Modern science is so complex that it is not possible for me to check all its claims myself, and so it seems that in practice, I am forced to violate its own motto and blindly trust its verdicts. I find this state of affairs unsatisfactory, but unfortunately I have no silver bullet to offer. I have often wondered if theoretical computer science has something to offer with its concept of an interactive proof. I am Arthur, "science" is Merlin, and maybe I can attain high confidence that Merlin isn't cheating if I cleverly ask the right questions. I hold out hope that there's something to this idea, but the trouble is that in practice, scientific knowledge isn't as rock-solid as (say) graph isomorphism. It's almost always possible to poke little holes here and there in an established scientific claim, so Arthur is hard-pressed to tell the difference between a lying Merlin and an honest but fallible Merlin.

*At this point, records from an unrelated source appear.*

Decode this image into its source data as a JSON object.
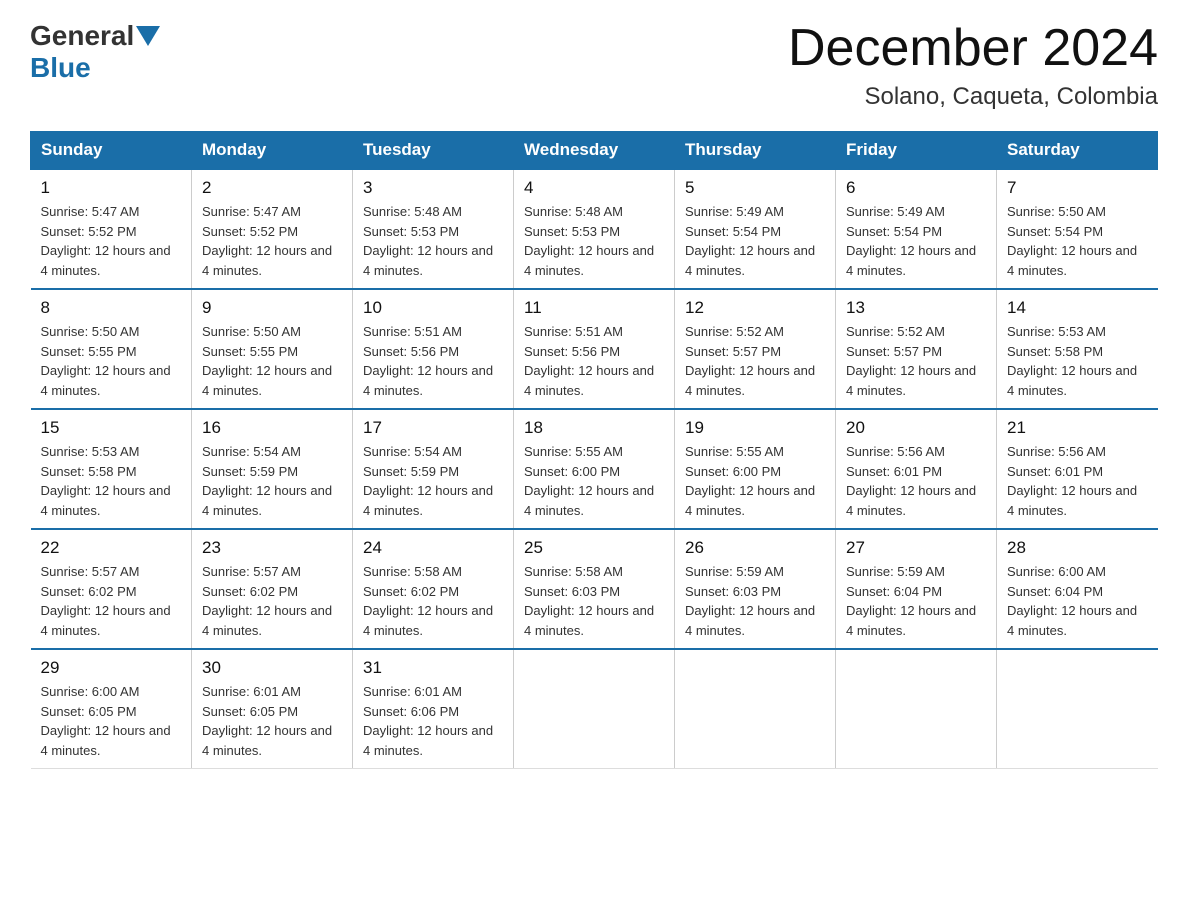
{
  "header": {
    "logo": {
      "general": "General",
      "blue": "Blue"
    },
    "title": "December 2024",
    "subtitle": "Solano, Caqueta, Colombia"
  },
  "weekdays": [
    "Sunday",
    "Monday",
    "Tuesday",
    "Wednesday",
    "Thursday",
    "Friday",
    "Saturday"
  ],
  "weeks": [
    [
      {
        "day": "1",
        "sunrise": "5:47 AM",
        "sunset": "5:52 PM",
        "daylight": "12 hours and 4 minutes."
      },
      {
        "day": "2",
        "sunrise": "5:47 AM",
        "sunset": "5:52 PM",
        "daylight": "12 hours and 4 minutes."
      },
      {
        "day": "3",
        "sunrise": "5:48 AM",
        "sunset": "5:53 PM",
        "daylight": "12 hours and 4 minutes."
      },
      {
        "day": "4",
        "sunrise": "5:48 AM",
        "sunset": "5:53 PM",
        "daylight": "12 hours and 4 minutes."
      },
      {
        "day": "5",
        "sunrise": "5:49 AM",
        "sunset": "5:54 PM",
        "daylight": "12 hours and 4 minutes."
      },
      {
        "day": "6",
        "sunrise": "5:49 AM",
        "sunset": "5:54 PM",
        "daylight": "12 hours and 4 minutes."
      },
      {
        "day": "7",
        "sunrise": "5:50 AM",
        "sunset": "5:54 PM",
        "daylight": "12 hours and 4 minutes."
      }
    ],
    [
      {
        "day": "8",
        "sunrise": "5:50 AM",
        "sunset": "5:55 PM",
        "daylight": "12 hours and 4 minutes."
      },
      {
        "day": "9",
        "sunrise": "5:50 AM",
        "sunset": "5:55 PM",
        "daylight": "12 hours and 4 minutes."
      },
      {
        "day": "10",
        "sunrise": "5:51 AM",
        "sunset": "5:56 PM",
        "daylight": "12 hours and 4 minutes."
      },
      {
        "day": "11",
        "sunrise": "5:51 AM",
        "sunset": "5:56 PM",
        "daylight": "12 hours and 4 minutes."
      },
      {
        "day": "12",
        "sunrise": "5:52 AM",
        "sunset": "5:57 PM",
        "daylight": "12 hours and 4 minutes."
      },
      {
        "day": "13",
        "sunrise": "5:52 AM",
        "sunset": "5:57 PM",
        "daylight": "12 hours and 4 minutes."
      },
      {
        "day": "14",
        "sunrise": "5:53 AM",
        "sunset": "5:58 PM",
        "daylight": "12 hours and 4 minutes."
      }
    ],
    [
      {
        "day": "15",
        "sunrise": "5:53 AM",
        "sunset": "5:58 PM",
        "daylight": "12 hours and 4 minutes."
      },
      {
        "day": "16",
        "sunrise": "5:54 AM",
        "sunset": "5:59 PM",
        "daylight": "12 hours and 4 minutes."
      },
      {
        "day": "17",
        "sunrise": "5:54 AM",
        "sunset": "5:59 PM",
        "daylight": "12 hours and 4 minutes."
      },
      {
        "day": "18",
        "sunrise": "5:55 AM",
        "sunset": "6:00 PM",
        "daylight": "12 hours and 4 minutes."
      },
      {
        "day": "19",
        "sunrise": "5:55 AM",
        "sunset": "6:00 PM",
        "daylight": "12 hours and 4 minutes."
      },
      {
        "day": "20",
        "sunrise": "5:56 AM",
        "sunset": "6:01 PM",
        "daylight": "12 hours and 4 minutes."
      },
      {
        "day": "21",
        "sunrise": "5:56 AM",
        "sunset": "6:01 PM",
        "daylight": "12 hours and 4 minutes."
      }
    ],
    [
      {
        "day": "22",
        "sunrise": "5:57 AM",
        "sunset": "6:02 PM",
        "daylight": "12 hours and 4 minutes."
      },
      {
        "day": "23",
        "sunrise": "5:57 AM",
        "sunset": "6:02 PM",
        "daylight": "12 hours and 4 minutes."
      },
      {
        "day": "24",
        "sunrise": "5:58 AM",
        "sunset": "6:02 PM",
        "daylight": "12 hours and 4 minutes."
      },
      {
        "day": "25",
        "sunrise": "5:58 AM",
        "sunset": "6:03 PM",
        "daylight": "12 hours and 4 minutes."
      },
      {
        "day": "26",
        "sunrise": "5:59 AM",
        "sunset": "6:03 PM",
        "daylight": "12 hours and 4 minutes."
      },
      {
        "day": "27",
        "sunrise": "5:59 AM",
        "sunset": "6:04 PM",
        "daylight": "12 hours and 4 minutes."
      },
      {
        "day": "28",
        "sunrise": "6:00 AM",
        "sunset": "6:04 PM",
        "daylight": "12 hours and 4 minutes."
      }
    ],
    [
      {
        "day": "29",
        "sunrise": "6:00 AM",
        "sunset": "6:05 PM",
        "daylight": "12 hours and 4 minutes."
      },
      {
        "day": "30",
        "sunrise": "6:01 AM",
        "sunset": "6:05 PM",
        "daylight": "12 hours and 4 minutes."
      },
      {
        "day": "31",
        "sunrise": "6:01 AM",
        "sunset": "6:06 PM",
        "daylight": "12 hours and 4 minutes."
      },
      null,
      null,
      null,
      null
    ]
  ]
}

> We don't get on a plane because we "trust scientists", rather we do so because of the strong safety record of commercial aviation.ReplyDelete
Are you sure that you are not trusting the scientists/engineers here?
The aircraft and technologies used in commercial aviation change all the time, and you can't just say that a modern aircraft is safe because older aircrafts have safely flown for hundreds of thousands of hours. You have to trust the scientists and engineers who built the modern aircraft to conclude that it is safe.
> Science gives us ways to understand the world and we need to both trust in the science but know the limitations of what it has to say.
Well this is true, but from a practical (risk minimization) point of view, a scientist is far more likely to be right as compared to me or any other random person. So my best choice is to follow their advice.